“A chicken without feathers! Begum Sahib, this crazy man is telling us that there are bald chickens!” Zafar questioned with a pleading look in his startled eyes. “It isn’t true. Is it?”
I’d dropped in to our favourite Pathan ‘hotel’ in Bhurban looking for a mazdoor to haul a sack of shopping down the mountain for me, and walked into a lively debate. “Bald chickens!” Zafar reiterated with a glare of disgust at a tall stranger sporting a wide grin on his wrinkled face.
Zafar, the locally acknowledged ‘King of Storytelling’, was out of his depth and showing it. His barrel chest bulging out of a far-too-tight baby-pink pullover, heaved in exasperation as he handed me a cup of tea whilst raising his eyebrows and expecting me to confirm his suspicions.
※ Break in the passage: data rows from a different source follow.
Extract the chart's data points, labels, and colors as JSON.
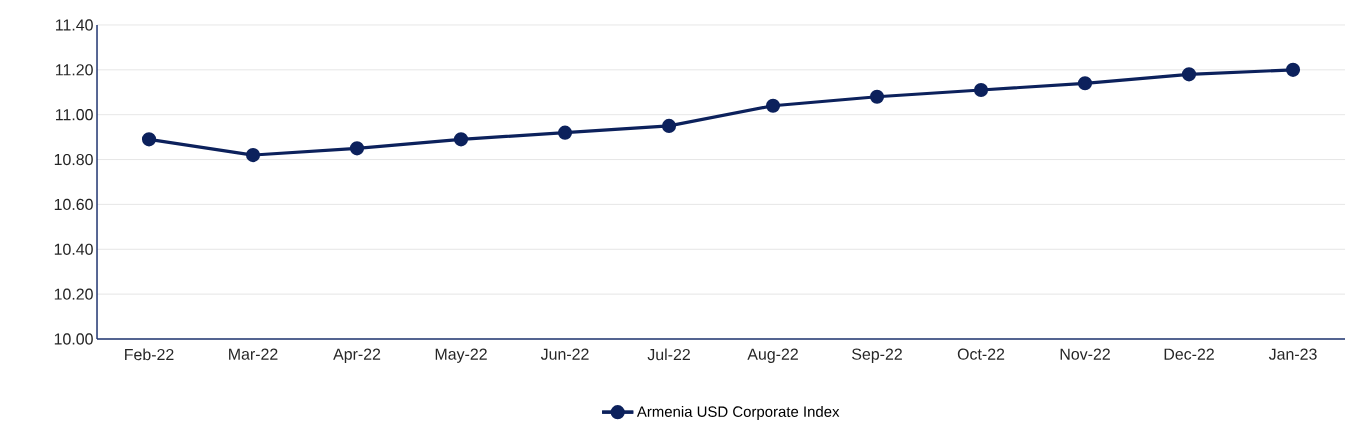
{
  "chart_data": {
    "type": "line",
    "categories": [
      "Feb-22",
      "Mar-22",
      "Apr-22",
      "May-22",
      "Jun-22",
      "Jul-22",
      "Aug-22",
      "Sep-22",
      "Oct-22",
      "Nov-22",
      "Dec-22",
      "Jan-23"
    ],
    "series": [
      {
        "name": "Armenia USD Corporate Index",
        "color": "#0c215c",
        "values": [
          10.89,
          10.82,
          10.85,
          10.89,
          10.92,
          10.95,
          11.04,
          11.08,
          11.11,
          11.14,
          11.18,
          11.2
        ]
      }
    ],
    "ylim": [
      10.0,
      11.4
    ],
    "yticks": [
      {
        "value": 10.0,
        "label": "10.00"
      },
      {
        "value": 10.2,
        "label": "10.20"
      },
      {
        "value": 10.4,
        "label": "10.40"
      },
      {
        "value": 10.6,
        "label": "10.60"
      },
      {
        "value": 10.8,
        "label": "10.80"
      },
      {
        "value": 11.0,
        "label": "11.00"
      },
      {
        "value": 11.2,
        "label": "11.20"
      },
      {
        "value": 11.4,
        "label": "11.40"
      }
    ],
    "grid": "y",
    "legend": "bottom",
    "marker": "circle",
    "line_style": "solid"
  }
}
Not wanting to let the side down, I was a little slow in confirming that these ludicrous birds do actually exist and, just as I began to speak, the stranger pulled a crumpled newspaper clipping from the depths of his filthy waistcoat and waved it in Zafar’s face. The colour photograph of a bald chicken, bred in Japan, if I recall correctly, resulted in an enormous “Wah!” from Zafar whose own tea shot out of his mouth in shock.
Before Zafar could think of a story to beat this one, the stranger managed to get in another. “There’s a village, way up North and another in Azad Kashmir, where the springs are so hot that if you hang a chicken over them it is cooked, perfectly, after 10 minutes. And if you tie rice in a cloth and put that there, it cooks in five minutes.” Both the stranger and the now wide-eyed Zafar looked at me for confirmation.
Again, I had to confirm the strangers words. He was so proud of himself that he looked ready to burst.
This challenge to his reputation was more than Zafar could bear. Deep wrinkles furrowed his forehead, he scratched his beard for inspiration, actually looking as if he were about to cry. He sat in total silence for a good five minutes, sipping his renewed cup of tea, obviously trying to come up with something better.
“Wah!” he suddenly exploded, leaping to his feet in excitement. “In my village the spring water is warm in the winter and cold in the summer, and,” taking a pause for effect, “up on the maidan there is a spring with water so sweet it is just like drinking milk. In fact, it is milk.” Seeing the skepticism on the stranger’s face, Zafar went into overdrive. “You’ve been there Begum Sahib, you’ve drunk from the spring of milk and honey. Tell him it’s true.”
“Yes. I’ve seen it and drunk from it,” I said. “It’s an amazing spring. It really is.” The stranger was obviously not impressed with this information, but Zafar was determined to salvage the situation. “You know,” he told his adversary, “when you drink from this spring of milk on a hot summer day, the milk is so cold that it freezes your tongue and it is impossible to talk for at least half an hour!” Grinning in triumph, honour restored, he mischievously threw in, “You know, we have something really incredible right here in our hotel. So incredible that you wouldn’t believe it.”
Even I, knowing Zafar so well, had no idea what was coming.
Lowering his voice and leaning forward conspiratorially, he almost whispered, “A magic degchi!” The look on his face saying, “Beat that if you can!”
“What can be magic about a degchi,” the stranger almost sneered.
Still whispering, eyes totally ablaze with conviction, stomach threatening to erupt from its ridiculous pink casing, he said, “It floats!”
A deep silence followed while the listeners, grown in number to at least half-a-dozen now, waited for further illumination.
“It floats around the hotel all on its own,” Zafar softly continued, holding his audience in complete thrall. “I’ve seen it many a time. It floats from the shelf across to the tandoor, sits for a minute, then floats off again.”
Holding both arms out in front of him, he pantomimed the ‘dance of the floating degchi’. “I bet you have never heard of such a wonderful thing before,” he challenged the holder of the bald chicken picture, who was shaking his head in disbelief.
“I can prove it,” he gleefully announced, before plunging into a back room to rummage around.
“Have you seen this thing, Begum Sahib?” the stranger demanded. “It can’t be true. Can it?”
Trying not to laugh, I simply nodded “Yes” and was saved from further illumination by a now-rumpled Zafar, emerging from his lair with a photograph held tightly in his hand. “Begum Sahib took this photograph for us,” he announced.” The degchi doesn’t float on request, only when it feels like it and it floated over to the tandoor when Begum Sahib was sitting here with her camera.” he insisted, shoving the photograph in front of the bewildered stranger’s dubious eyes. “The floating degchi.”
His laurels safely regained, visions of his reputation expanding to previously unimaginable levels, Zafar, and I swear that he could out-story an Irishman, then thought to ask my opinion of his new sweater.
“Wonderful, just wonderful,” I managed to mutter with as much conviction as I could muster. Then, mazdoor arranged for, I giggled to myself all of the long walk home.